In the corporate world, businesses are very good at spending money on yesterday’s problems, but we’re definitely learning new lessons in the age of COVID-19. For example, managers are learning that working from home is not as bad as they thought. Their employees are working more hours from anywhere, any day of the week, which leads to more productivity in some cases. Some employees are really liking that added flexibility.

Fast forward to after this pandemic, and I think more people will continue working from home. As a side effect, I think companies will think about reducing their real estate footprint because their in-office employees become fewer although their workforce continues to grow.
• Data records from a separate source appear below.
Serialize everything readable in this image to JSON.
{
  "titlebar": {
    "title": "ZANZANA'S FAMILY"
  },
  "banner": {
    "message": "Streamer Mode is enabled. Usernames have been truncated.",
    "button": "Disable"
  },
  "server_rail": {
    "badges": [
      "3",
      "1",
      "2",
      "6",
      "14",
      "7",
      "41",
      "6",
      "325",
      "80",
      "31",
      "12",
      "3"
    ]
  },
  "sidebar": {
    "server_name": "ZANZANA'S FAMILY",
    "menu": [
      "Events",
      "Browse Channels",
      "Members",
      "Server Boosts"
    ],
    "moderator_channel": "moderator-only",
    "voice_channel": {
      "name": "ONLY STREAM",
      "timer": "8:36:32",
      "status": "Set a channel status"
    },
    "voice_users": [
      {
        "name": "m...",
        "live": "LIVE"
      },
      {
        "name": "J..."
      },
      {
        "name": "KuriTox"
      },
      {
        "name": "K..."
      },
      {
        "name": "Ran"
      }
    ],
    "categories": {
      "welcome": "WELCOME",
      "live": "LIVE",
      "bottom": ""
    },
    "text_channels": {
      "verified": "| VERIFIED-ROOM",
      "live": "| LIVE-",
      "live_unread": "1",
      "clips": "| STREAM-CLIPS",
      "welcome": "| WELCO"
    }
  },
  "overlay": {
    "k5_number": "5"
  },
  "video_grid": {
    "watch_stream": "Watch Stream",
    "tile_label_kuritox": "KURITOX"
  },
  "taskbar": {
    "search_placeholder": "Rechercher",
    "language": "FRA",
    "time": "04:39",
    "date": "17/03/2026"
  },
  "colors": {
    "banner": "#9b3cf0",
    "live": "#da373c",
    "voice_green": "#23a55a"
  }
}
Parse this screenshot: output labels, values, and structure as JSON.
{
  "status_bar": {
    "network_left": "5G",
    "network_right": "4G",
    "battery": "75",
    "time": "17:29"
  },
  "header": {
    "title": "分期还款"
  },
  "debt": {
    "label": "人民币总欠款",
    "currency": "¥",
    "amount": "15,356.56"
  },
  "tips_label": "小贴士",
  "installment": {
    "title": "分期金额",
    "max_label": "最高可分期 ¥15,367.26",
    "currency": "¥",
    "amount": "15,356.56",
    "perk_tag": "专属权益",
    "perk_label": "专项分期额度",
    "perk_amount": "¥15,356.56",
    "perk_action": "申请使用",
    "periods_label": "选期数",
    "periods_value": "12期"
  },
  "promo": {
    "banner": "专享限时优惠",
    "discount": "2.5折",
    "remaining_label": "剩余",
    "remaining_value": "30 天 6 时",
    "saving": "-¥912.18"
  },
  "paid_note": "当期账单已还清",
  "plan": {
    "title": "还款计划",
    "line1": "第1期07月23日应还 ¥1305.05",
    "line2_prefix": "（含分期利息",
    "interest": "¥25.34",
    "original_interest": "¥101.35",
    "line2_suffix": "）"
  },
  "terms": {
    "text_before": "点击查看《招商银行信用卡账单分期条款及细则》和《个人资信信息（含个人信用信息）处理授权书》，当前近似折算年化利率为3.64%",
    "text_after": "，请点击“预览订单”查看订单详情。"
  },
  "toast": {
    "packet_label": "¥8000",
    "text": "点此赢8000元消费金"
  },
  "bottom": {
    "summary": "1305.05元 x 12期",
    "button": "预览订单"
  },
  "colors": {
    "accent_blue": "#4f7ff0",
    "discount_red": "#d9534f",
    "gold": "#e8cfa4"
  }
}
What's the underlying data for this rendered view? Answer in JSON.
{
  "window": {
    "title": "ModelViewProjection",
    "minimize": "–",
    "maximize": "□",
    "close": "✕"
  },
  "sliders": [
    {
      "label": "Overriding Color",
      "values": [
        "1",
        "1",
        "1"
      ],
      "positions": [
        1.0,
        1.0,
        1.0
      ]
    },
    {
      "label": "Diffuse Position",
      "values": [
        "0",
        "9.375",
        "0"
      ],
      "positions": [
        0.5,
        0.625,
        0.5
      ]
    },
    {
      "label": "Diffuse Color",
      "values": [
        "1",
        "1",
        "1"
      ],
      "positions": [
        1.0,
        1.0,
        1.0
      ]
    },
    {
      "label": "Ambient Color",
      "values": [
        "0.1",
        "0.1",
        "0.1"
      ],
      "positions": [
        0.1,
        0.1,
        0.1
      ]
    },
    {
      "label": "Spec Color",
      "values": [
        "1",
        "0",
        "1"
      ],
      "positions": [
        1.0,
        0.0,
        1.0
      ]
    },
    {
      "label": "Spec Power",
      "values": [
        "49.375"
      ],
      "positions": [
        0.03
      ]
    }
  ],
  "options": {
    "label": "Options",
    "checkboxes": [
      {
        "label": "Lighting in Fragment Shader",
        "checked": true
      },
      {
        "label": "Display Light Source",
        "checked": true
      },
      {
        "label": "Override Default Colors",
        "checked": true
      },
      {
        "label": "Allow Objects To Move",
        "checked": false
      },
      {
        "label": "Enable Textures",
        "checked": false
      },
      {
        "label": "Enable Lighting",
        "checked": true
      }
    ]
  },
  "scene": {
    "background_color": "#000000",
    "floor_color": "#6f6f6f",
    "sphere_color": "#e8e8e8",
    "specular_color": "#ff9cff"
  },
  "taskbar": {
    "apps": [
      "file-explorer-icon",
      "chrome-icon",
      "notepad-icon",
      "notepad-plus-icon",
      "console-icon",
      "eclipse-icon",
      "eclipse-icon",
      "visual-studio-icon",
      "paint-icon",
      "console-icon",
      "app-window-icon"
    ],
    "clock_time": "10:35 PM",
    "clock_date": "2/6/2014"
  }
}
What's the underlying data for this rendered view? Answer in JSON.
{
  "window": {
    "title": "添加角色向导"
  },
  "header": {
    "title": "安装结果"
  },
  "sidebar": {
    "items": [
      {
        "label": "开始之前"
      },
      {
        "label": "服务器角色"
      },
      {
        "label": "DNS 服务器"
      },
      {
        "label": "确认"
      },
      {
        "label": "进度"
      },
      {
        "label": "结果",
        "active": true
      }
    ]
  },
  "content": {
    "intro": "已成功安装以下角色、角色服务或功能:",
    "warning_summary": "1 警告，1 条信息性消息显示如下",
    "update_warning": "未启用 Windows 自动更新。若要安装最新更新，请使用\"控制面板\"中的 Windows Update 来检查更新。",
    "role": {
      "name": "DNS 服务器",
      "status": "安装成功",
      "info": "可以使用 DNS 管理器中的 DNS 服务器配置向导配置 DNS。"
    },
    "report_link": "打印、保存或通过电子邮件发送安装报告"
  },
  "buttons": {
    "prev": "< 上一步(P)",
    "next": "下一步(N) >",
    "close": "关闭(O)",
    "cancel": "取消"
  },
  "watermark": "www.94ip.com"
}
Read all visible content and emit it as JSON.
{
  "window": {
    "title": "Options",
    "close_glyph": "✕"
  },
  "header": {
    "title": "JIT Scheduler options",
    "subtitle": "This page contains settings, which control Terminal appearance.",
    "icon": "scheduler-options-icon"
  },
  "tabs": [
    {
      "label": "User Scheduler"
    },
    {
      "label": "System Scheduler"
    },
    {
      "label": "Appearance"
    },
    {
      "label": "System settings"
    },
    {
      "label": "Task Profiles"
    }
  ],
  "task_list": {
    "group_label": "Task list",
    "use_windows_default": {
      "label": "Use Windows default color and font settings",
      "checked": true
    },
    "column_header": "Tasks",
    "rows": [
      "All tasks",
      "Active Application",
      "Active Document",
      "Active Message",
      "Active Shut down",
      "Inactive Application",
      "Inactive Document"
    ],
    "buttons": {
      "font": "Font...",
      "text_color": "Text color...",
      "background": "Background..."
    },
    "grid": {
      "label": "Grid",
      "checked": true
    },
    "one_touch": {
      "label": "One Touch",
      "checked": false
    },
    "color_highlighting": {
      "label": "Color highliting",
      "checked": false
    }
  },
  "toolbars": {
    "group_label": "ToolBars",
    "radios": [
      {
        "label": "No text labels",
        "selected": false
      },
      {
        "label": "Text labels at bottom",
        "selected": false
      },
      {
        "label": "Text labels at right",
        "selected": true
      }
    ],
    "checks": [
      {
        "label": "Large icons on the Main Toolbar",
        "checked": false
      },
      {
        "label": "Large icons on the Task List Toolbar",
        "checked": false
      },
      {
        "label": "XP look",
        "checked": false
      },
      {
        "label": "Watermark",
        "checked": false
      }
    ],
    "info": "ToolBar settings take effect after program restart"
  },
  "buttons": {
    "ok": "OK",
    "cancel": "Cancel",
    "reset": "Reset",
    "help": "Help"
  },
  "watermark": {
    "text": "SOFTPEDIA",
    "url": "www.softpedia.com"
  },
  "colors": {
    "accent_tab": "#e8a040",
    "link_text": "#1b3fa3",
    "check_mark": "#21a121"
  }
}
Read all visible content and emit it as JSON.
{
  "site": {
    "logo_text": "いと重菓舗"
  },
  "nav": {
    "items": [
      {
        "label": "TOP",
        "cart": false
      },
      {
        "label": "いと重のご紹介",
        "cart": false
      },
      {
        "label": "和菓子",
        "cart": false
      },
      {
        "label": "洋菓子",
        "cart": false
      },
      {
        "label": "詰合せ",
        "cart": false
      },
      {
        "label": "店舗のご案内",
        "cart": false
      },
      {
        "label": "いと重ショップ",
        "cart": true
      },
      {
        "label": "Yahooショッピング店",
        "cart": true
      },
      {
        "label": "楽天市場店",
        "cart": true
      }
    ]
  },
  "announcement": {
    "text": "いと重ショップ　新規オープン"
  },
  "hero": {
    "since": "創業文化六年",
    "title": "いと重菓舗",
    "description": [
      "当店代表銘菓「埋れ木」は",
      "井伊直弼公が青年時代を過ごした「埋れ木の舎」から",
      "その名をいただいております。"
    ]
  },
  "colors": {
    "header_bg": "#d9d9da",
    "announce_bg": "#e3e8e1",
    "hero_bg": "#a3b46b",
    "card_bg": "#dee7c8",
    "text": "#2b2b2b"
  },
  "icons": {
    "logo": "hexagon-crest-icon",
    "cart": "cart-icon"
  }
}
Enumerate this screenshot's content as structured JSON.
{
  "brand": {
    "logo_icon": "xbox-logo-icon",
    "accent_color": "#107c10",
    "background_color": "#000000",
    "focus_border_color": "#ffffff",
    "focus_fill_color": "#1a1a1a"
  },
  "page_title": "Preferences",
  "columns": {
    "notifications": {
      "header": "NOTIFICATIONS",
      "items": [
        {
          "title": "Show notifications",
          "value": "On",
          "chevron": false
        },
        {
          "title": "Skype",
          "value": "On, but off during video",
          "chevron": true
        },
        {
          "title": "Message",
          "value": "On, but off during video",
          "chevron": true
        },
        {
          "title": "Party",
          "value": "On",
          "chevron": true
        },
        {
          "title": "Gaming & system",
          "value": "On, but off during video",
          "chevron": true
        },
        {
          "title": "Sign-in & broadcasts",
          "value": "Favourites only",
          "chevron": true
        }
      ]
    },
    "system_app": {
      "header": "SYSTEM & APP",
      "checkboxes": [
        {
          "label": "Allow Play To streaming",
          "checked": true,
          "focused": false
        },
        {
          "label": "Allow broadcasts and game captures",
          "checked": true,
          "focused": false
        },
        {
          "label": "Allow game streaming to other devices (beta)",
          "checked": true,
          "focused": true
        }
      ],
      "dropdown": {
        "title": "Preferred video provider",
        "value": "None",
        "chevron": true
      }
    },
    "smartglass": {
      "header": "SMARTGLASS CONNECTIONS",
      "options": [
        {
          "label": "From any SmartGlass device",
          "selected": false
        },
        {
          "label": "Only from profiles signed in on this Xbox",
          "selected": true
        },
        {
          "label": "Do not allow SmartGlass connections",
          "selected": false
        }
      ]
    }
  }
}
If there’s no reduction in productivity with remote workers, why do you need to lease 10 floors of office space? This leads to a reduction in traffic congestion and environmental pollution, among other factors as well. I predict some employees will try to make working from home a permanent arrangement if they can, and we want to support customers who want to keep that option available.

CONVERGED: What scenarios optimize a faster or easier VDI deployment for an organization that needs to deploy ASAP?

AROGUNMATI: Well first, review and resize your current environment to the minimum configuration. This will free up space and allow you to provision space for VDI workloads today. If you look at VDI before it was a priority, IT leaders never really talked about it. Now it’s moving up the stack to become an essential service and I think this will continue growing even after this pandemic is over. Customers will have to reprioritize their workloads.

For example, if there are workloads you can shift to run at night or after business hours, you can use that space on the same hardware to run VDI workloads during production hours when everyone is online. Another path we can follow for customers who needed VDI yesterday is to add capacity via the cloud as a temporary solution.

CONVERGED: Is there a guideline for re-evaluating workloads to prioritize VDI?

AROGUNMATI: It depends—probably two of my favorite words ever. It will vary since production workloads will vary from one customer to another or from one industry to another. I would suggest prioritizing the business-critical workloads first. What needs to run during the day, during production time? What can run at night during non-production time when I can share the same hardware for different workloads?

The next step is to review the current hardware itself. Compute, storage, memory, network—can this take additional capacity for what I’m trying to do? Do I have enough storage for the VDI desktop itself? These are the kinds of questions we need to look at from a guidelines perspective.